Mesajı Okuyun
Old 04-07-2011, 11:22   #7
av.kadirpolat

 
Varsayılan

Yalan beyanda bulunmak ile iftira suçlamalarını bu konuda dikte etmekte fayda var ise de, kişinin savunma yapar iken kişilik haklarına saldırıda bulunmayarak, yalan beyanlara dayalı ifadelerinin hukuk açısından yaptırımının olmadığı açıktır.

Ancak, savunmanın yapılışında, yalan beyanın bir nevi iftiraya dönüştüğünü düşünecek olur isek, ozaman bunun ceza açısından değerlendirilmesi gerektiği düşünülebilir.

Sayın Özlem hanımın olayında, yalan beyan suçu ile iftira suçunun nitelendirilmesinde YALAN BEYAN suçunun unsurlarının oluşmadığı; İFTİRA suçunun ise savunmanın aşılması suretiyle oluşacağı düşüncesiyle, verilen bilgiler ışığından, olmadığını düşünüyorum.

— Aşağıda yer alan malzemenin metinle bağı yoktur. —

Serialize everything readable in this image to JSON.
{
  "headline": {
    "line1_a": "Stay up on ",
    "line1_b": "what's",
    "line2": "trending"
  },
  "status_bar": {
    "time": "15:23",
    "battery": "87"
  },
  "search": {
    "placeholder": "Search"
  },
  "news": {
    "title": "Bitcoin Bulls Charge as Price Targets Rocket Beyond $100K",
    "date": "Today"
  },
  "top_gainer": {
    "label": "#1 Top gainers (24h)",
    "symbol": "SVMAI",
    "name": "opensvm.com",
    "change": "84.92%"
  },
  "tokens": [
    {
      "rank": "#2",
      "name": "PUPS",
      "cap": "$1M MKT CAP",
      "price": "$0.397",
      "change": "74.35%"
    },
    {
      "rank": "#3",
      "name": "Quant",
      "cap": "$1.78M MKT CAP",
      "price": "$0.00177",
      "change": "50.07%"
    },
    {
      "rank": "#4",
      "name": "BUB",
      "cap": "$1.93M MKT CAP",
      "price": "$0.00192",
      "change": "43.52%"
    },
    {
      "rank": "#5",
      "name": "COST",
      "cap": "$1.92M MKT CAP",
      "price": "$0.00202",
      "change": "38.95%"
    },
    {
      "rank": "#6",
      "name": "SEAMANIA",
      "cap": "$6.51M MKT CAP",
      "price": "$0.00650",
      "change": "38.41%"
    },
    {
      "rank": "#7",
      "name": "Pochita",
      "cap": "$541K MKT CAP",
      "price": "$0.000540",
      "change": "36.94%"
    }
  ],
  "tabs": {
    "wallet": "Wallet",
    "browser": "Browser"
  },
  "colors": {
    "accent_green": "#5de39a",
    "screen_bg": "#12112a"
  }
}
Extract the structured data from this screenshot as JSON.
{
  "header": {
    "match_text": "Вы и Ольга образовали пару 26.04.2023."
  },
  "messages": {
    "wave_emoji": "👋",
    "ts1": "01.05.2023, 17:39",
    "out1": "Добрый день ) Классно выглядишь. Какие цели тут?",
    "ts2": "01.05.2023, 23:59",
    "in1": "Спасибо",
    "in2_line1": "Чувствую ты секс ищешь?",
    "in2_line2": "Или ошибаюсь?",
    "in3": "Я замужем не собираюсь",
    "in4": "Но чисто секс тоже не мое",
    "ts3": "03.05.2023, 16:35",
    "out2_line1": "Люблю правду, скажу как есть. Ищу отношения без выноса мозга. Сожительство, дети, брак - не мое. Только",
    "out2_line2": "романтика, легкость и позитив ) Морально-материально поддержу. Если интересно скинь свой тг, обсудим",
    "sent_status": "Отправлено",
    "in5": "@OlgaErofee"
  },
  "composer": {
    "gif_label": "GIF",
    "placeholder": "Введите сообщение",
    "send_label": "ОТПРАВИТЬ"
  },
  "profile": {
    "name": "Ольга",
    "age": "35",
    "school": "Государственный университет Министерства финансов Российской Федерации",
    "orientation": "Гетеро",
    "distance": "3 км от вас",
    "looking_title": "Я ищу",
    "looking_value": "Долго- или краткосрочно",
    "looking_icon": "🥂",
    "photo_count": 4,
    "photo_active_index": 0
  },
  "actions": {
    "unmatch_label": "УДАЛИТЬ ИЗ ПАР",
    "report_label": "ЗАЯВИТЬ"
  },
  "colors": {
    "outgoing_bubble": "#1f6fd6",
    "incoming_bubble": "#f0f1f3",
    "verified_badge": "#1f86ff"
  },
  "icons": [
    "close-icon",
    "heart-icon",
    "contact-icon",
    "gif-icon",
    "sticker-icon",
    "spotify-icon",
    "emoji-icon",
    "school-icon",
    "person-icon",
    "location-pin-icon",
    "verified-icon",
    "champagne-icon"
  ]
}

Nihayetinde, hukuksal süreçte yaşanacak çekişmelerde, savunmanın yapılması, kabul edilmeyi değil inkar etmeyi ön planda tutmaktadır. Bu anlamda borcum yoktur, borcu ödedim, felanca kişiye vererek borcu ödedim, senet sahte, vs gibi beyanların suç olduğunu düşünmek, hukuk ile cezanın iç içe girdiğini kabul etmek olur ki, her bir hukuk yargılaması devamında haksız çıkan için ceza yargılaması suçlamasını doğuracaktır.